Court Affirms Dismissal of Vacationing Employee’s FMLA Claim

Kollman & Saucier
Kollman & Saucier
11/03/2016

On October 31st, the United States Court of Appeals for the Fourth Circuit affirmed a Virginia federal court’s dismissal of an airline employee’s FMLA retaliation claim.  The case arose when United Airlines fired the employee for using intermittent FMLA leave to excuse his failure to work the one shift he was scheduled to work during a lengthy vacation.  Sharif v. United Airlines, et. al., No. 15-1747 (4th Cir. 10/31/16).

According to the court’s opinion, Massoud Shariff was a 24 year UAL employee based out of Dulles Airport near Washington, D.C. In March 2014, he and his wife took an 18 day vacation to South Africa.  However, Mr. Shariff was scheduled to work two customer service shifts during the vacation – on March 30th  and 31st.  Significantly, despite being scheduled to work, Mr. Shariff had not made any advance reservations to return to the United States.

Using UAL’s shift swap website, Mr. Shariff found someone to work his March 31st shift, but he struck out in his attempt to get coverage for March 30th.   Mr.
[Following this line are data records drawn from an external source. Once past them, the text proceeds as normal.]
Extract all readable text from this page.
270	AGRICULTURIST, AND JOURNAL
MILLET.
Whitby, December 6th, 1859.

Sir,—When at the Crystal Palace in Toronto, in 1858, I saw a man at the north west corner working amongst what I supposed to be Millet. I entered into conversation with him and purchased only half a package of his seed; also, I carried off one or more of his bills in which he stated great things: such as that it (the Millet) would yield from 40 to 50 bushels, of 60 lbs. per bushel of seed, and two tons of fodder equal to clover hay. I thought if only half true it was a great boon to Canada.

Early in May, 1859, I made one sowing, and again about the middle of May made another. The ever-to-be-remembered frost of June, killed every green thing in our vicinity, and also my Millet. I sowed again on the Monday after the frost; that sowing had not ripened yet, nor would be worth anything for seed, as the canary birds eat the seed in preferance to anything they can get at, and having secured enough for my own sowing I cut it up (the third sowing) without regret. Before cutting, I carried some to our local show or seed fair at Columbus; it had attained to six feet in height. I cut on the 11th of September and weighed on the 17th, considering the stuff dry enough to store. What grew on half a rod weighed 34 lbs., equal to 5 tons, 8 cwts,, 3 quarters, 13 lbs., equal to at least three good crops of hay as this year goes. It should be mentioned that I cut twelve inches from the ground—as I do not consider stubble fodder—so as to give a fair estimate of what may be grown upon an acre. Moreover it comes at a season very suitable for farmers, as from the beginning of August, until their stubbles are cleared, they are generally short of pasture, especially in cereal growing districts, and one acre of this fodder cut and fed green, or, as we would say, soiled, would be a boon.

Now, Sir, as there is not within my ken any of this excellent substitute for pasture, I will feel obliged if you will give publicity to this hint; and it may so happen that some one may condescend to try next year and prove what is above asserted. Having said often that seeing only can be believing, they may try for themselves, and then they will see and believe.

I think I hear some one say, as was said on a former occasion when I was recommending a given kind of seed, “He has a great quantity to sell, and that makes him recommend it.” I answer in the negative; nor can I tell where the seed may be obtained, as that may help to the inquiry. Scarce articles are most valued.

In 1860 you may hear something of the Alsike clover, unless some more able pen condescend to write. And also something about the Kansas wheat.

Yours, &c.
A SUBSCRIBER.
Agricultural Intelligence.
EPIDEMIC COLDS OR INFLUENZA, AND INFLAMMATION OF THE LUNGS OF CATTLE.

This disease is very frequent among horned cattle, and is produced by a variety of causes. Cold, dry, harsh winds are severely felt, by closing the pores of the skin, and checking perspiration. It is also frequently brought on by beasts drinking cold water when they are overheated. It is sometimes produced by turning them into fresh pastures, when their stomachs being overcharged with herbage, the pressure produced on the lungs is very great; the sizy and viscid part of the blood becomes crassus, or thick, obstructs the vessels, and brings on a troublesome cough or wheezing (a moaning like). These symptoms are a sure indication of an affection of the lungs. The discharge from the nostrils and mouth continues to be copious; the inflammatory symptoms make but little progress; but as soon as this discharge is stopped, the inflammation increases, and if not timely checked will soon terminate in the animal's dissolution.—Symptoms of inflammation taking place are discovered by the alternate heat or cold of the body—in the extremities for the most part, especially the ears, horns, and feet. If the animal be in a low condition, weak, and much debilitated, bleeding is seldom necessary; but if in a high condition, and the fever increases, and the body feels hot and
Shariff had previously been authorized to take intermittent FMLA leave for panic attacks and – lo and behold – he just happened to have a panic attack the day before he was supposed to be back at work at Dulles. While still in South Africa, he called UAL at 1:00 a.m. Washington time March 30th  (the morning of the day he was supposed to be in to work) and left a message stating his would not be coming in.   Though he was ostensibly debilitated by his panic attack and unable to work that day, he and his wife did manage to fly from Cape Town  to Milan, Italy to visit his niece.

Not surprisingly, UAL found it to be suspicious that Mr. Shariff had a panic attack during the one and shift he was scheduled to work in the midst of an extended leave period. UAL conducted an investigation and ultimately fired Mr. Shariff, concluding he has fraudulently taken FMLA leave and lied during the investigation.

Mr. Shariff brought suit under the FMLA, alleging he was fired in retaliation for taking FMLA leave. The United States District Court for the Eastern District of Virginia granted summary judgment to UAL. Mr. Shariff appealed the dismissal to the Fourth Circuit, which affirmed the grant of summary judgment. The appellate court took note of the fact that UAL had approved every request Mr. Shariff had ever made for FMLA leave, granting him 56 days of leave in a two year period. The Court found that this “is not the record of a company that is historically hostile to FMLA leave in any discernible way.”

The Fourth Circuit’s decision in Shariff shows that there are fact patterns where leave abuse seems so obvious that an employee can be terminated for use of leave. However, employers should keep in mind that UAL did an exhaustive investigation, Mr. Shariff was represented by his union, and the company’s conclusions were  supported by an extensive electronic trail of evidence. As a general rule, employers must proceed with extreme caution when firing employees because of their use of FMLA leave.